EPA in relation to property

A donor authorises their attorney to act in matters concerning the whole, or a specified part, of the donor's property. Unless restricted, this EPA can be used for any ‘property’ of the donor, including borrowing, operation of bank accounts, and almost all financial or property decisions the donor would otherwise make personally.

In recent years EPAs have become subject to much tighter controls. Stringent mandatory requirements are imposed by The Protection of Personal and Property Rights Amendment Act 2007 (‘the Act’), which came into effect on 26 September 2008.

When does an EPA take effect?

An EPA for property can either

  • be effective immediately and continue when the donor no longer has mental capacity, or

  • can become effective only upon the donor’s mental incapacity.

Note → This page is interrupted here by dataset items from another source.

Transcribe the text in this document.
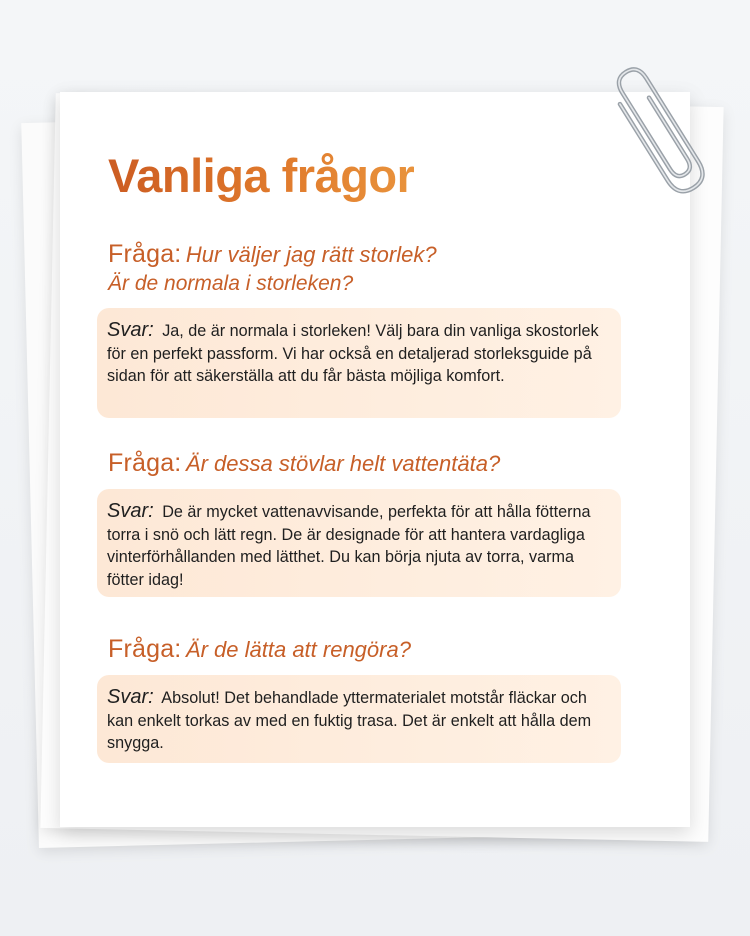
Vanliga frågor
Fråga: Hur väljer jag rätt storlek?
Är de normala i storleken?
Svar: Ja, de är normala i storleken! Välj bara din vanliga skostorlek för en perfekt passform. Vi har också en detaljerad storleksguide på sidan för att säkerställa att du får bästa möjliga komfort.
Fråga: Är dessa stövlar helt vattentäta?
Svar: De är mycket vattenavvisande, perfekta för att hålla fötterna torra i snö och lätt regn. De är designade för att hantera vardagliga vinterförhållanden med lätthet. Du kan börja njuta av torra, varma fötter idag!
Fråga: Är de lätta att rengöra?
Svar: Absolut! Det behandlade yttermaterialet motstår fläckar och kan enkelt torkas av med en fuktig trasa. Det är enkelt att hålla dem snygga.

Under a personal care and welfare EPA an attorney cannot act unless the attorney believes on reasonable grounds that the donor is mentally incapable. For more significant matters, certification of mental incapacity from a relevant health practitioner, or determination by a court, is also required before an attorney is able to act.

In all cases there is a presumption that the donor is mentally capable until the contrary is proven.

Key Requirements for EPAs

Witnesses – the effects and implications of the EPA must be explained to the donor by:

  • a lawyer

  • a registered legal executive, or

  • an officer of a trustee corporation independent of the attorney

This person must explain to the donor the scope of authority being handed to their attorney, provide certifications that this has occurred and witness the donor’s signature.

The attorney’s signature cannot be witnessed by the same person who witnesses the donor’s signature, so a separate independent witness is required.

Consultation – changes under the Act also provide a donor with the ability to require their attorney to reasonably consult with, or provide information to, certain people named in their EPA before a decision is made. Despite such discussions, the ultimate decision will be at the attorney’s discretion.

Conclusion

While the Act endeavours to provide donors with greater control over the powers they give to their attorneys, the ultimate decision-making will rest with the attorney. It is therefore critical for a donor to carefully consider who may be a suitable attorney.

If you are considering an EPA, your lawyer will be able to discuss what powers are given to your attorney, and will prepare an EPA to best suit your circumstances.